綺麗な記憶は塗り替えて
「見て、もう黒くなってきた」
七分袖をまくりながら君が言うから、僕は笑った。
「まだ六月なのに、日焼けするの早いね」
太陽が手加減を忘れる夏には少し早い、六月の晴れた日。もう数年前のことなのに、俺は鮮明にあの日を思い出す。今年もその日が来た。
「先輩って、彼女つくらないんですかー?」
後輩が叫ぶように尋ねてきた。社用車はエアコンの調子が悪く、窓を全開にして走らせている。
「つくれたらつくってるよ」
「えー、またまたー」
風に紛れればいいと、あえていつも通りのトーンで返したのに、しっかり聞こえたらしい。それにしても、おじさんのようなリアクションが年も性別も相応ではない。二十歳そこそこの後輩は、そんなことは気にしていないようで、さらに質問を重ねてくる。
「過去の恋愛にトラウマがあるとか?」
「えらい踏み込んできたな」
牽制も込めてつっこむと、てへっと言いながら舌を出す。あざとい、と言うんだろう。
「トラウマなんかないよ。ただ、できないだけだ。出会いもないし」
半分は、本当のことを言う。後輩がえー、と叫ぶ。まっすぐこっちを見たかと思うとすーっと息を吸って
「ぜーったい嘘ですね!」
叫んだ。
「なんでだよ」
思わず反論する。少しだけ図星をつかれたことに動揺が隠せない。
「だって先輩、六月になるとダウナーじゃないですか。ぜーったいなんか思い出があるんだなって、ばればれです!」
擬音がそのまま聞こえてきそうなほどびしっとこちらを指さす。おそろしい観察眼というべきか。
「お前、俺のこと見すぎだろ。怖いぞ」
苦し紛れにつっこむと、間髪入れずに後輩が返す。
「好きですからね!」
車内が、風の音で満たされた。エアコンの調子が悪くてよかった。気まずい静寂に包まれずに済んだから。
「……なに言ってんだか」
「あれ? 先輩この期に及んで誤魔化すんですか」
手厳しい。
「そんなことだから、彼女ができないんですよ」
手厳しい。
「なにがトラウマですか。一生一人でいる気ですか」
手厳しい。
「ちょっと待て、心が持たない」
「そんな心は潰れればいいです」
軽い感じで逃げようとしたが、許してはもらえなかった。
「なにも知らないくせに人のトラウマに口を出すな」
「じゃあ教えてください、聞きますから」
怒って誤魔化すこともできない。
「なにが目的なんだ」
「私と付き合ってください」
わかってはいた。そういうことだと。
「なんでだ」
なんでだ。
「さっき言ったじゃないですか。好きだからですよ」
落ち着かない心とは対照に、車は快調に走り続ける。風がぬるい。太陽が強く、車内に差し込む。

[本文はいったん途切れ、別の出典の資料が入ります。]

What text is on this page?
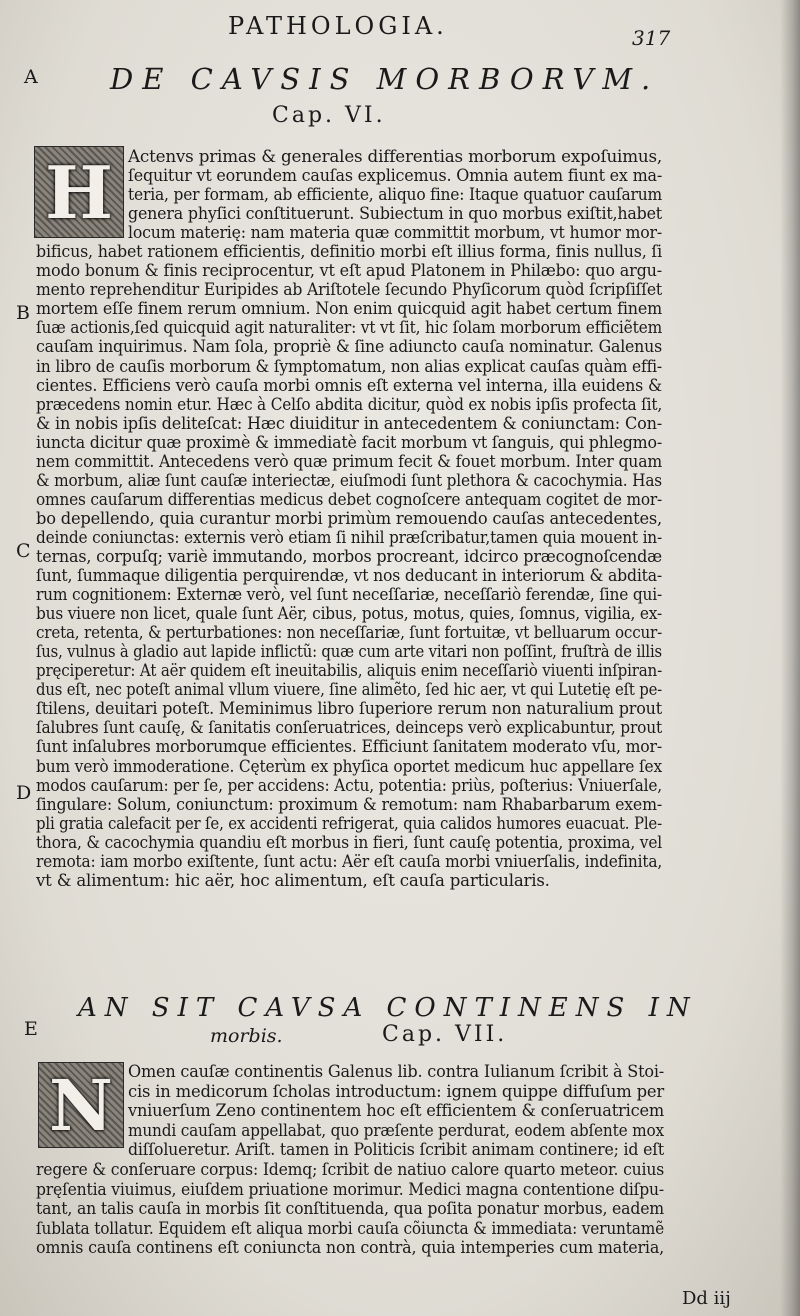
PATHOLOGIA.	317
A
B
C
D
E
DE CAVSIS MORBORVM.
Cap. VI.
H Actenvs primas & generales differentias morborum expoſuimus,
ſequitur vt eorundem cauſas explicemus. Omnia autem fiunt ex ma-
teria, per formam, ab efficiente, aliquo fine: Itaque quatuor cauſarum
genera phyſici conſtituerunt. Subiectum in quo morbus exiſtit,habet
locum materię: nam materia quæ committit morbum, vt humor mor-
bificus, habet rationem efficientis, definitio morbi eſt illius forma, finis nullus, ſi
modo bonum & finis reciprocentur, vt eſt apud Platonem in Philæbo: quo argu-
mento reprehenditur Euripides ab Ariſtotele ſecundo Phyſicorum quòd ſcripſiſſet
mortem eſſe finem rerum omnium. Non enim quicquid agit habet certum finem
ſuæ actionis,ſed quicquid agit naturaliter: vt vt ſit, hic ſolam morborum efficiẽtem
cauſam inquirimus. Nam ſola, propriè & ſine adiuncto cauſa nominatur. Galenus
in libro de cauſis morborum & ſymptomatum, non alias explicat cauſas quàm effi-
cientes. Efficiens verò cauſa morbi omnis eſt externa vel interna, illa euidens &
præcedens nomin etur. Hæc à Celſo abdita dicitur, quòd ex nobis ipſis profecta ſit,
& in nobis ipſis deliteſcat: Hæc diuiditur in antecedentem & coniunctam: Con-
iuncta dicitur quæ proximè & immediatè facit morbum vt ſanguis, qui phlegmo-
nem committit. Antecedens verò quæ primum fecit & fouet morbum. Inter quam
& morbum, aliæ ſunt cauſæ interiectæ, eiuſmodi ſunt plethora & cacochymia. Has
omnes cauſarum differentias medicus debet cognoſcere antequam cogitet de mor-
bo depellendo, quia curantur morbi primùm remouendo cauſas antecedentes,
deinde coniunctas: externis verò etiam ſi nihil præſcribatur,tamen quia mouent in-
ternas, corpuſq; variè immutando, morbos procreant, idcirco præcognoſcendæ
ſunt, ſummaque diligentia perquirendæ, vt nos deducant in interiorum & abdita-
rum cognitionem: Externæ verò, vel ſunt neceſſariæ, neceſſariò ferendæ, ſine qui-
bus viuere non licet, quale ſunt Aër, cibus, potus, motus, quies, ſomnus, vigilia, ex-
creta, retenta, & perturbationes: non neceſſariæ, ſunt fortuitæ, vt belluarum occur-
ſus, vulnus à gladio aut lapide inflictũ: quæ cum arte vitari non poſſint, fruſtrà de illis
pręciperetur: At aër quidem eſt ineuitabilis, aliquis enim neceſſariò viuenti inſpiran-
dus eſt, nec poteſt animal vllum viuere, ſine alimẽto, ſed hic aer, vt qui Lutetię eſt pe-
ſtilens, deuitari poteſt. Meminimus libro ſuperiore rerum non naturalium prout
ſalubres ſunt cauſę, & ſanitatis conſeruatrices, deinceps verò explicabuntur, prout
ſunt inſalubres morborumque efficientes. Efficiunt ſanitatem moderato vſu, mor-
bum verò immoderatione. Cęterùm ex phyſica oportet medicum huc appellare ſex
modos cauſarum: per ſe, per accidens: Actu, potentia: priùs, poſterius: Vniuerſale,
ſingulare: Solum, coniunctum: proximum & remotum: nam Rhabarbarum exem-
pli gratia calefacit per ſe, ex accidenti refrigerat, quia calidos humores euacuat. Ple-
thora, & cacochymia quandiu eſt morbus in fieri, ſunt cauſę potentia, proxima, vel
remota: iam morbo exiſtente, ſunt actu: Aër eſt cauſa morbi vniuerſalis, indefinita,
vt & alimentum: hic aër, hoc alimentum, eſt cauſa particularis.
AN SIT CAVSA CONTINENS IN
morbis.	Cap. VII.
N Omen cauſæ continentis Galenus lib. contra Iulianum ſcribit à Stoi-
cis in medicorum ſcholas introductum: ignem quippe diffuſum per
vniuerſum Zeno continentem hoc eſt efficientem & conſeruatricem
mundi cauſam appellabat, quo præſente perdurat, eodem abſente mox
diſſolueretur. Ariſt. tamen in Politicis ſcribit animam continere; id eſt
regere & conſeruare corpus: Idemq; ſcribit de natiuo calore quarto meteor. cuius
pręſentia viuimus, eiuſdem priuatione morimur. Medici magna contentione diſpu-
tant, an talis cauſa in morbis ſit conſtituenda, qua poſita ponatur morbus, eadem
ſublata tollatur. Equidem eſt aliqua morbi cauſa cõiuncta & immediata: veruntamẽ
omnis cauſa continens eſt coniuncta non contrà, quia intemperies cum materia,
Dd iij
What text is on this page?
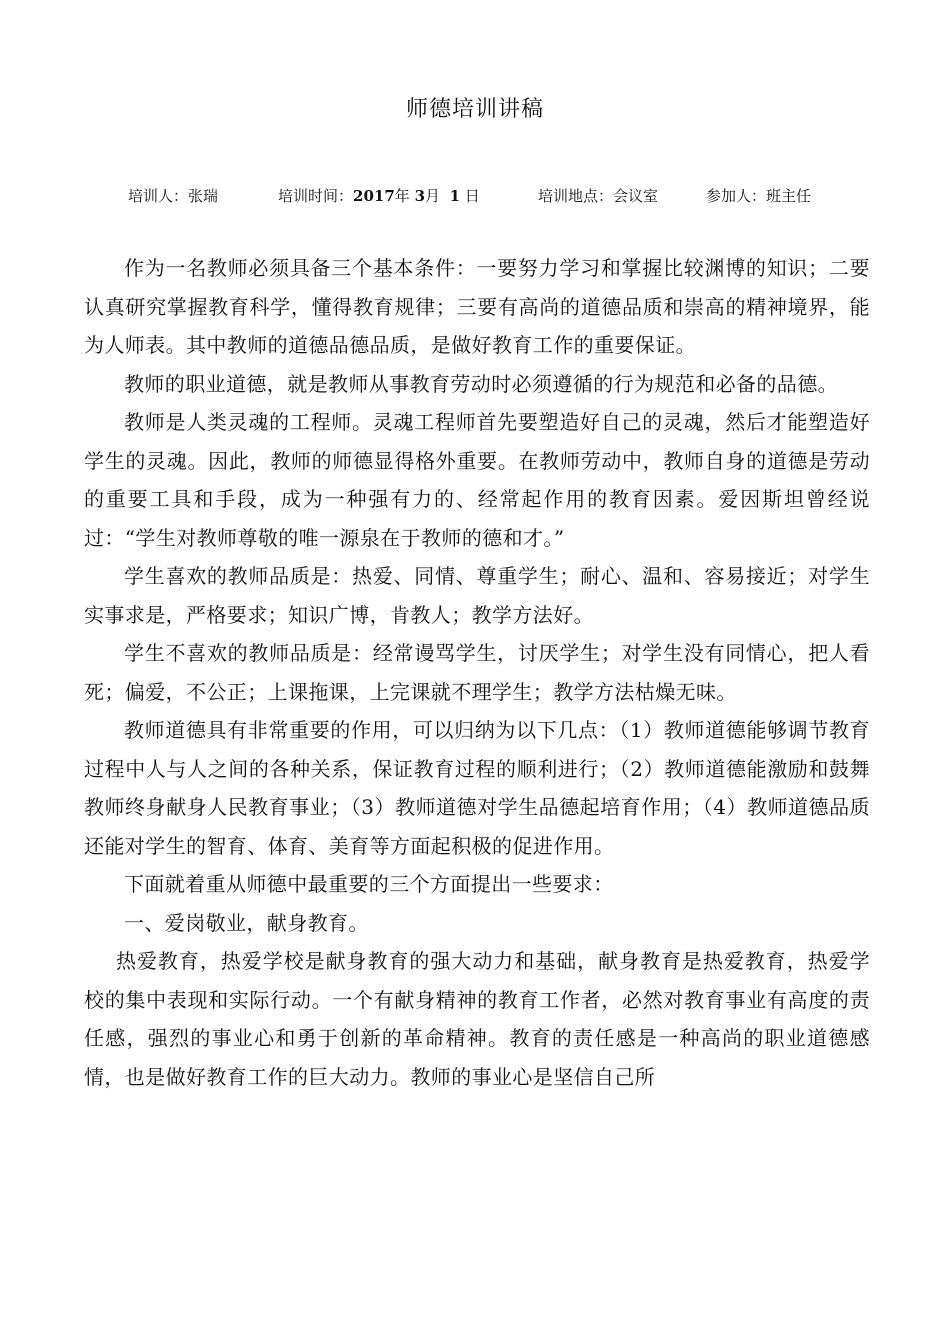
师德培训讲稿
培训人：张瑞	培训时间：2017年 3月 1 日	培训地点：会议室	参加人：班主任

作为一名教师必须具备三个基本条件：一要努力学习和掌握比较渊博的知识；二要认真研究掌握教育科学，懂得教育规律；三要有高尚的道德品质和崇高的精神境界，能为人师表。其中教师的道德品德品质，是做好教育工作的重要保证。

教师的职业道德，就是教师从事教育劳动时必须遵循的行为规范和必备的品德。

教师是人类灵魂的工程师。灵魂工程师首先要塑造好自己的灵魂，然后才能塑造好学生的灵魂。因此，教师的师德显得格外重要。在教师劳动中，教师自身的道德是劳动的重要工具和手段，成为一种强有力的、经常起作用的教育因素。爱因斯坦曾经说过：“学生对教师尊敬的唯一源泉在于教师的德和才。”

学生喜欢的教师品质是：热爱、同情、尊重学生；耐心、温和、容易接近；对学生实事求是，严格要求；知识广博，肯教人；教学方法好。

学生不喜欢的教师品质是：经常谩骂学生，讨厌学生；对学生没有同情心，把人看死；偏爱，不公正；上课拖课，上完课就不理学生；教学方法枯燥无味。

教师道德具有非常重要的作用，可以归纳为以下几点：（1）教师道德能够调节教育过程中人与人之间的各种关系，保证教育过程的顺利进行；（2）教师道德能激励和鼓舞教师终身献身人民教育事业；（3）教师道德对学生品德起培育作用；（4）教师道德品质还能对学生的智育、体育、美育等方面起积极的促进作用。

下面就着重从师德中最重要的三个方面提出一些要求：

一、爱岗敬业，献身教育。

热爱教育，热爱学校是献身教育的强大动力和基础，献身教育是热爱教育，热爱学校的集中表现和实际行动。一个有献身精神的教育工作者，必然对教育事业有高度的责任感，强烈的事业心和勇于创新的革命精神。教育的责任感是一种高尚的职业道德感情，也是做好教育工作的巨大动力。教师的事业心是坚信自己所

太陽の下で笑った君を今でも思い出す。そんな俺でも、後輩はいいと言うんだろうか。
「いいのか、俺で」
大事なことを言う覚悟もないのに。
「先輩だから、ですよ」
後輩は笑う。
「俺は」
「先輩は」
また、半端なことを言い掛けた俺を後輩が遮る。
「先輩は、忘れられないトラウマがある。そんなことは問題ありません。六月になると意味もなく落ち込む。それを含めて先輩なんです」
もう、断る理由が見つからなかった。はあ、とため息をつく。うまく言いくるめられたような、そんな感覚だ。
「そうかよ。じゃあ、まあ、よろしくな」
締まらない言葉だが、後輩は嬉しそうに笑った。
「はい、よくできました」
「まったく、あそこまで言われたら受けるしかないだろ」
「そういう言い方しましたからね」
「打算的だな」
「告白ですからね」
恐ろしいやつだ。
「ところでお前、日焼けって気にするか?」
「付き合ったって言うのに、どうでもいいこと聞きますね」
自然を装って聞いたのにすげなく返された。
「冷たいな」
「当たり前じゃないですか。もう付き合えたんで、猫かぶらなくてもいいですし」
トラウマは払拭できそうかもしれないが、やっかいな恋人を手に入れてしまった。
「そういうところを含めて、私を愛してくださいね、先輩」
後輩の声が風にさわられていく。日焼けしそうな日差しが強く強く、俺を差す。今日も六月の晴れ空に、新しい記憶が増えていく。